The talk, “The Challenges of Sustainably Feeding a Growing Planet,” is in the East Union’s Cottonwood Room. It is free and open to the public.
Hertel will describe how the key determinant of global food prices in 2050 will be the rate of overall technological progress in agriculture. There are two competing views of the world. Pessimists point to the slowing rate of yield growth in many key breadbaskets, suggesting this will be exacerbated by climate change.
In contrast, optimists point to evidence that global agricultural productivity growth has continued to rise — fueled by record public research and development investments in China, India and Brazil; as well as by the private sector. However, future agricultural land use is to face increasing competition from environmental services, including carbon sequestration and biodiversity.

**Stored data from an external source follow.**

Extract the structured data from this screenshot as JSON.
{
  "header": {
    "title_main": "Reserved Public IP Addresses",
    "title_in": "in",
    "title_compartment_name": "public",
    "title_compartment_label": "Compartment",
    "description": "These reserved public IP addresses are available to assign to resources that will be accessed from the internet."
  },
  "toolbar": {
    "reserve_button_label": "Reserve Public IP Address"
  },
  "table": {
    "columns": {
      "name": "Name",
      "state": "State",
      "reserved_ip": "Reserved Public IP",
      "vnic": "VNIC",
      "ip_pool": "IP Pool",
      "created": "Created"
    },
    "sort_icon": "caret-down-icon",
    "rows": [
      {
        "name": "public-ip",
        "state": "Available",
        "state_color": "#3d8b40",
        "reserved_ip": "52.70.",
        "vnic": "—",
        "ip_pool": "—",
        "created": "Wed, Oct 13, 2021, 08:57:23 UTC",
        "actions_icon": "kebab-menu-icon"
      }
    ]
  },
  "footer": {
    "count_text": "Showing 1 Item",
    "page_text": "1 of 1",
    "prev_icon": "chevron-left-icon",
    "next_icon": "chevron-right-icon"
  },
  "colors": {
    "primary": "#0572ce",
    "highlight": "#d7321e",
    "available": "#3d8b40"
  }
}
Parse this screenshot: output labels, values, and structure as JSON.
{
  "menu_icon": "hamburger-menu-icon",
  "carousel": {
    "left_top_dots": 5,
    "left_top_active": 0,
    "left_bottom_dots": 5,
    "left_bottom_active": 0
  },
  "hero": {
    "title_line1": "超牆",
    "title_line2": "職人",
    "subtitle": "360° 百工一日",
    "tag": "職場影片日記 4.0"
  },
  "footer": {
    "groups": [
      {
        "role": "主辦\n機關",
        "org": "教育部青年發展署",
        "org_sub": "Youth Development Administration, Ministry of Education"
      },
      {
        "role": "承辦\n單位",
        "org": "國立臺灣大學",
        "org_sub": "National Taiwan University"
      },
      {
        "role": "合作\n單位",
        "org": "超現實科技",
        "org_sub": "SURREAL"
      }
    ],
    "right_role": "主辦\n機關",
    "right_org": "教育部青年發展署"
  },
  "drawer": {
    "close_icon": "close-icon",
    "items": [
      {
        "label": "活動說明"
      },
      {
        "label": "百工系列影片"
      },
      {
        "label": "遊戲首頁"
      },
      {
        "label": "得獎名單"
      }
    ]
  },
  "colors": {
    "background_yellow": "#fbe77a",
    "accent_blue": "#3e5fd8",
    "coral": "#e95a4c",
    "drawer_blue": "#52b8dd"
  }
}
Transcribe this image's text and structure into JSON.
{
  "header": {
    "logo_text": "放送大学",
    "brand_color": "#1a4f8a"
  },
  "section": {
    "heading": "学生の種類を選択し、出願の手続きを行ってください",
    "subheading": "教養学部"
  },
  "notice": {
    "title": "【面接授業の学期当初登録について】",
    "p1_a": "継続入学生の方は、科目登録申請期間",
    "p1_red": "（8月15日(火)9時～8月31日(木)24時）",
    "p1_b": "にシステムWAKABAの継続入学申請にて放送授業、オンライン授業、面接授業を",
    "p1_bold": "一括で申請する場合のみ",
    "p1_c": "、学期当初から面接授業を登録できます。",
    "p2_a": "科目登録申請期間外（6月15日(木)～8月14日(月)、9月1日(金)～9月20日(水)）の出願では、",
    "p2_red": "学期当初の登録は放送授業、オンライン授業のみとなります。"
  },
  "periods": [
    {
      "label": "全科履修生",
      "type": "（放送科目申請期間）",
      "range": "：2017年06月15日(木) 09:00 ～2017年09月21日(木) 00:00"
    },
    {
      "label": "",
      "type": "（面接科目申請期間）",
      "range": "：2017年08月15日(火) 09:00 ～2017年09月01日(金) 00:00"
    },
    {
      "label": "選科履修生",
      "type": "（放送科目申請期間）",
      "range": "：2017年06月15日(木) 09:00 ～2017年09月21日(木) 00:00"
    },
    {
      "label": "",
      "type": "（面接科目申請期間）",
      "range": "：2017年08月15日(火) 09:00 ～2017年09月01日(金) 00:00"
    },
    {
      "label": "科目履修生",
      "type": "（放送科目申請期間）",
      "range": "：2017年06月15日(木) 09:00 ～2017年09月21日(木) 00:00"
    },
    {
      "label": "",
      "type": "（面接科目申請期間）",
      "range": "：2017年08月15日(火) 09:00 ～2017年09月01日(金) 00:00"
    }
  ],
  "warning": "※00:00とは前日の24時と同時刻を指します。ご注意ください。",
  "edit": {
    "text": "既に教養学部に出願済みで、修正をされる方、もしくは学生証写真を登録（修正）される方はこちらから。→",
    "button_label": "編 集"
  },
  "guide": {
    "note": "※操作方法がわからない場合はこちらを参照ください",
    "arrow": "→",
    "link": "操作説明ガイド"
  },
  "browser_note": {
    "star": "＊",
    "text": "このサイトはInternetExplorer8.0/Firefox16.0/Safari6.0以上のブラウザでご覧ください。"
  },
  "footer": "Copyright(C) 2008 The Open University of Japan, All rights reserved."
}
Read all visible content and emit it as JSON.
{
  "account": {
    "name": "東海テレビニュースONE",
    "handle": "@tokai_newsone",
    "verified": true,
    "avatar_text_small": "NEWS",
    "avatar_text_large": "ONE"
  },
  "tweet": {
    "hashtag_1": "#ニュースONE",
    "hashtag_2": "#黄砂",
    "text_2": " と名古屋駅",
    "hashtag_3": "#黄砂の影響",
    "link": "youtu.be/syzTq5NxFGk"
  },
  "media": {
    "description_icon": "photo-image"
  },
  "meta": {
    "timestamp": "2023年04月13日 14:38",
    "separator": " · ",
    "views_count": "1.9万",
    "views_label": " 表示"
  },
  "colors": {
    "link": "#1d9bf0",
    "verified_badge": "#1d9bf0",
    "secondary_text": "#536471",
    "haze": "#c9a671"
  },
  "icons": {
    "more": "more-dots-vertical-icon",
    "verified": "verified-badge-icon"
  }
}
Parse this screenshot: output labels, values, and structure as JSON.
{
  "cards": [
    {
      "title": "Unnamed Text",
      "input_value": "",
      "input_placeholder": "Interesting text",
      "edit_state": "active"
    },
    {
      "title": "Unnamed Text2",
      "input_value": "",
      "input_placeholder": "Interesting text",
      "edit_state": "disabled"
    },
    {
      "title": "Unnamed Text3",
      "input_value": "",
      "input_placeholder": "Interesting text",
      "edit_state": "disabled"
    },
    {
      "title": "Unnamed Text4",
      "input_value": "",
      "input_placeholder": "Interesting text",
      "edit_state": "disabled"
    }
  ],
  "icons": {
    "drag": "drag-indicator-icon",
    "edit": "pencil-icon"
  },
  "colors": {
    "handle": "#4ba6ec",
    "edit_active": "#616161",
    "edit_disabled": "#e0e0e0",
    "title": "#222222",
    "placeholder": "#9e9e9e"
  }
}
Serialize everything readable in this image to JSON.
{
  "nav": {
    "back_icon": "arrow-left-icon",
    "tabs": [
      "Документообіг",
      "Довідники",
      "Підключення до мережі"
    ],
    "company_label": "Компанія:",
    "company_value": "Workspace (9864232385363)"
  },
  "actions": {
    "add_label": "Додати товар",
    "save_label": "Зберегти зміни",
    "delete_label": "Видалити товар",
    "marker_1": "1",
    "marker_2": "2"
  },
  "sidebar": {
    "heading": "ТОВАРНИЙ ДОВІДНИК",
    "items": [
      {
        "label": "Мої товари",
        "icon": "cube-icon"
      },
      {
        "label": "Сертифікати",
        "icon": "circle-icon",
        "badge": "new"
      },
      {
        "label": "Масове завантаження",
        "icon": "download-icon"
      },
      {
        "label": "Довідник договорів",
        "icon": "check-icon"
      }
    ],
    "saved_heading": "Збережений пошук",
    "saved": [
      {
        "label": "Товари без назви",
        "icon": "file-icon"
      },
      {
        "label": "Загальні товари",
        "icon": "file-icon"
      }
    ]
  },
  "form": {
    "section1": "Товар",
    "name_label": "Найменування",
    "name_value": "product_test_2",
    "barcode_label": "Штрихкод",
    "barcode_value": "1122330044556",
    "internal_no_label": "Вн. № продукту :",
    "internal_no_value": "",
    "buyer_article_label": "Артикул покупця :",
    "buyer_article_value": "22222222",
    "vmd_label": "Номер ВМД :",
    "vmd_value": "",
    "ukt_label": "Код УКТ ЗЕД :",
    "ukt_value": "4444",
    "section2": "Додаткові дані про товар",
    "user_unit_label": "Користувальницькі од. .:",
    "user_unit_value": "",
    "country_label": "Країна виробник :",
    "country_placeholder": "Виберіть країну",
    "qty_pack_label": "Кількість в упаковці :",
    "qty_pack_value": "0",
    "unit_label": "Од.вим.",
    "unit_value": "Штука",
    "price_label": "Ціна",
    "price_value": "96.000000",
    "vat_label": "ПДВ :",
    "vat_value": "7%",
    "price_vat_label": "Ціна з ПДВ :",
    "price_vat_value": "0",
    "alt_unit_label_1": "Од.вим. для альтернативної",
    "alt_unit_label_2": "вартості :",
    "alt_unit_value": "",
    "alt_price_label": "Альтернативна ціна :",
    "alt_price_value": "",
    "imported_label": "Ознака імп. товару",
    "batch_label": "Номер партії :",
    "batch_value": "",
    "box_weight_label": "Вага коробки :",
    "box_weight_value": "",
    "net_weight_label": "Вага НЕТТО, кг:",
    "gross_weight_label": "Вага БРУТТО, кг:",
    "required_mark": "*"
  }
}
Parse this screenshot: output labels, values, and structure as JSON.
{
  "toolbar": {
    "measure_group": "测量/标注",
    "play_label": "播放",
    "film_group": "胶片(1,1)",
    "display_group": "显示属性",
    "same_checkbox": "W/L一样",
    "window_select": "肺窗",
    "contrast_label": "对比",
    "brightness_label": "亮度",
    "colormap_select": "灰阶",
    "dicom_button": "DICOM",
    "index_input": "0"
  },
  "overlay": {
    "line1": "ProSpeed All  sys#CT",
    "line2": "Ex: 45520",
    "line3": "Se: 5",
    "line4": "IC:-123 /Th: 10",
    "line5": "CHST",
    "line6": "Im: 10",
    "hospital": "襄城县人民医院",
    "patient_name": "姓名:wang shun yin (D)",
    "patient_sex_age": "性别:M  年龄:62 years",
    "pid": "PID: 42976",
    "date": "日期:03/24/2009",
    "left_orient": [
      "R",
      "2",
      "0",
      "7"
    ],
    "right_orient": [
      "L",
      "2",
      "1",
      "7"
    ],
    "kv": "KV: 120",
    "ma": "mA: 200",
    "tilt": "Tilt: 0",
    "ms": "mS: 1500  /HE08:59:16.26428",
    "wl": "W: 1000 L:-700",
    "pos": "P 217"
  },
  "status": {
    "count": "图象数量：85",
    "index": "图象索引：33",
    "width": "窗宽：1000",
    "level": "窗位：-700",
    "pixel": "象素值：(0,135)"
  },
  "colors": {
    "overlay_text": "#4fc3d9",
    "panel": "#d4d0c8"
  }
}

Global regulation of carbon pollution could radically reshape the way we manage the world’s land resources, as well as societal assessments of new technologies. Understanding the competing demands for global resources, and their impact on the global food system over the next century, will require greater inter-disciplinary research effort.
Hertel has extensive experience in research and a teaching focus on international trade, food and environmental security. He is a fellow and past-president of the Agricultural and Applied Economics Association. The Global Trade Analysis Project encompasses more than 12,000 researchers in 160 countries around the world.
A reception will follow the lecture to celebrate the Agricultural Economic Department’s centennial anniversary.
The Filley-Garey Lecture is an annual event, funded by the family of H. Clyde Filley, first chairman of the Department of Agriculture Economics. The building that houses the department is named after H. Clyde Filley.